Couverture du journal du 18/06/2021 Consulter le journal

Carquefood : La première halle à manger de l’agglo nantaise est ouverte

Florence Corre a ouvert le 17 mars à Carquefou une halle à manger, Carquefood, dans la zone d’activités de La Fleuriaye. Avec six corners de restauration dans un local de 767 m2. Prometteur.

Florence Corre

Florence Corre © I.J

C’est une grande tendance : ces « food hall » qui rassemblent plusieurs enseignes dans un même espace de restauration essaiment un peu partout, en France et dans le monde. Depuis le 17 mars, Carquefou a son Carquefood. Créé par Florence Corre, il dispose de cinq corners de restauration et d’un bar à vins et bières, dans un local de 767 m2, vide depuis 2018. L’espace était auparavant occupé par une cafétéria Casino. La capacité de l’espace est évaluée à 500 couverts par jour. Covid oblige, il n’est pour l’instant pas possible de s’attabler sur les grandes tables qui seront installées plus tard. Les commandes se font uniquement à emporter. La jauge est de 77 personnes à la fois, régulée grâce à un comptage avec jetons comme dans d’autres magasins. « Nous connaissons un beau succès avec 300 repas par jour en moyenne », se félicite la directrice Florence Corre.

La cible ? Les 2 700 salariés qui – habituellement – peuplent la zone d’activités de La Fleuriaye. « Une étude de 2018 menée par le groupement interentreprises du site montrait que les salariés étaient en attente d’une offre de restauration plus diversifiée. Le projet s’adresse donc à eux dans un premier temps. Mais nous envisageons aussi d’ouvrir le soir et le week-end. » Le lieu est d’ailleurs destiné à être « un espace de vie » avec la possibilité d’y organiser des soirées privées ou professionnelles, des dégustations, des ateliers cocktails ou encore des manifestations culturelles.

Carquefood

Carquefood

DEUX EMBAUCHES PRÉVUES

Par ailleurs, il s’agit d’un projet entièrement privé. « Le plan local d’urbanisme métropolitain n’a pas dû être modifié et la mairie n’est pas intervenue. Les fonds utilisés sont privés également », indique Florence Corre. Celle-ci a été pendant douze ans directrice générale des services périscolaires de Nantes.

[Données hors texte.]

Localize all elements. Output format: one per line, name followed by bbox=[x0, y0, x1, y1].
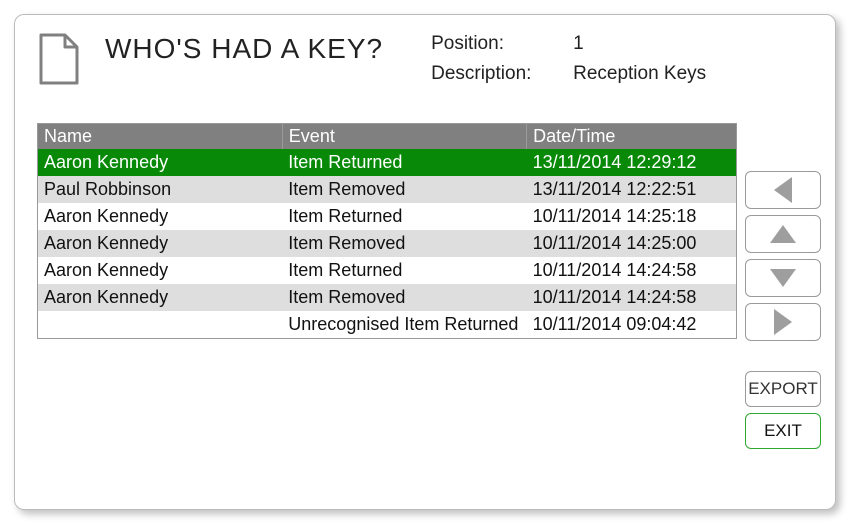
next-button[interactable] bbox=[745, 303, 821, 341]
position-value: 1 bbox=[573, 33, 706, 55]
header: WHO'S HAD A KEY? Position: 1 Description… bbox=[37, 33, 821, 85]
table-row[interactable]: Aaron KennedyItem Removed10/11/2014 14:2… bbox=[38, 230, 736, 257]
cell-datetime: 13/11/2014 12:22:51 bbox=[527, 176, 736, 203]
cell-name: Aaron Kennedy bbox=[38, 284, 282, 311]
description-label: Description: bbox=[431, 63, 573, 85]
export-button[interactable]: EXPORT bbox=[745, 371, 821, 407]
position-label: Position: bbox=[431, 33, 573, 55]
cell-datetime: 10/11/2014 09:04:42 bbox=[527, 311, 736, 338]
table-row[interactable]: Aaron KennedyItem Removed10/11/2014 14:2… bbox=[38, 284, 736, 311]
history-table[interactable]: Name Event Date/Time Aaron KennedyItem R… bbox=[37, 123, 737, 339]
cell-datetime: 13/11/2014 12:29:12 bbox=[527, 149, 736, 176]
prev-button[interactable] bbox=[745, 171, 821, 209]
down-button[interactable] bbox=[745, 259, 821, 297]
cell-event: Item Returned bbox=[282, 203, 526, 230]
triangle-up-icon bbox=[770, 225, 796, 243]
table-row[interactable]: Aaron KennedyItem Returned10/11/2014 14:… bbox=[38, 257, 736, 284]
cell-datetime: 10/11/2014 14:24:58 bbox=[527, 257, 736, 284]
table-row[interactable]: Unrecognised Item Returned10/11/2014 09:… bbox=[38, 311, 736, 338]
table-row[interactable]: Aaron KennedyItem Returned10/11/2014 14:… bbox=[38, 203, 736, 230]
cell-event: Item Returned bbox=[282, 257, 526, 284]
meta-block: Position: 1 Description: Reception Keys bbox=[431, 33, 706, 85]
cell-name bbox=[38, 311, 282, 338]
triangle-left-icon bbox=[774, 177, 792, 203]
cell-datetime: 10/11/2014 14:25:18 bbox=[527, 203, 736, 230]
triangle-right-icon bbox=[774, 309, 792, 335]
cell-datetime: 10/11/2014 14:24:58 bbox=[527, 284, 736, 311]
main-panel: WHO'S HAD A KEY? Position: 1 Description… bbox=[14, 14, 836, 510]
cell-event: Item Returned bbox=[282, 149, 526, 176]
content-area: Name Event Date/Time Aaron KennedyItem R… bbox=[37, 123, 821, 449]
table-row[interactable]: Paul RobbinsonItem Removed13/11/2014 12:… bbox=[38, 176, 736, 203]
cell-event: Unrecognised Item Returned bbox=[282, 311, 526, 338]
nav-controls: EXPORT EXIT bbox=[745, 123, 821, 449]
cell-event: Item Removed bbox=[282, 230, 526, 257]
description-value: Reception Keys bbox=[573, 63, 706, 85]
table-row[interactable]: Aaron KennedyItem Returned13/11/2014 12:… bbox=[38, 149, 736, 176]
col-header-datetime: Date/Time bbox=[527, 124, 736, 149]
document-icon bbox=[37, 33, 81, 85]
exit-button[interactable]: EXIT bbox=[745, 413, 821, 449]
col-header-event: Event bbox=[282, 124, 526, 149]
cell-name: Aaron Kennedy bbox=[38, 149, 282, 176]
cell-datetime: 10/11/2014 14:25:00 bbox=[527, 230, 736, 257]
up-button[interactable] bbox=[745, 215, 821, 253]
cell-event: Item Removed bbox=[282, 284, 526, 311]
cell-name: Aaron Kennedy bbox=[38, 203, 282, 230]
col-header-name: Name bbox=[38, 124, 282, 149]
cell-name: Paul Robbinson bbox=[38, 176, 282, 203]
page-title: WHO'S HAD A KEY? bbox=[105, 33, 383, 65]
cell-name: Aaron Kennedy bbox=[38, 257, 282, 284]
triangle-down-icon bbox=[770, 269, 796, 287]
cell-name: Aaron Kennedy bbox=[38, 230, 282, 257]
cell-event: Item Removed bbox=[282, 176, 526, 203]
table-header-row: Name Event Date/Time bbox=[38, 124, 736, 149]
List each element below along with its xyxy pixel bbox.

Dans son projet de reconversion, elle pensait au départ ouvrir un restaurant classique, avec un espace de 50 m2. Mais après avoir visité l’endroit, elle a « un coup de cœur » et se lance pour un projet plus grand et un peu différent. Florence Corre a constitué une SASU et est directrice d’exploitation du site. Elle s’occupe de l’intendance de la salle. Une autre personne collabore avec elle mais elle souhaiterait, à terme, en embaucher deux autres. Les restaurateurs sont indépendants et ont signé des contrats de sous-location et de prestation. Les entreprises nantaises Volumes Carrés (maîtrise d’ouvrage) et Before After Home (décoration intérieure) ont été choisies pour la rénovation du lieu. Reste à aménager l’espace de coworking ainsi qu’un coin salon.

LES ENSEIGNES PRÉSENTES

Carquefood compte cinq corners de restauration. Fow et sa cuisine du monde, Midimidi avec des salades déclinées aussi en foccacias, la cantine végétarienne et épicerie Smäag, les burgers de Tonton Burger et les pizzas artisanales de Ze Pizza. Au centre de l’espace, un grand bar à vins et bières, Forty Eight. Florence Corre a reçu d’autres candidatures mais ne prendra pas d’autres restaurateurs.

 

FOOD HALL DE NANTES : TROIS ANS DE RETARD

Un food hall de 1 000 m2 doit aussi voir le jour sur l’Île de Nantes, dans un large projet de rénovation des halles à côté de l’école des Beaux-Arts. Prévu au départ pour être livré au second semestre 2020, le projet accuse un grand retard « lié à la crise du Covid qui a mis à l’arrêt le chantier pendant six mois, à cause du retard sur l’opération voisine Creative Factory qui occupait le site pour sa base vie jusqu’en septembre 2020 ; ce retard était lui-même lié à plusieurs facteurs en raison d’un dépôt de bilan d’une entreprise, puis d’un contentieux avec une autre qui a nécessité l’arrêt du chantier », explique la Samoa, qui a sélectionné le groupe Chessé pour la maîtrise d’ouvrage du projet. Le calendrier de livraison est aujourd’hui décalé au deuxième semestre 2023.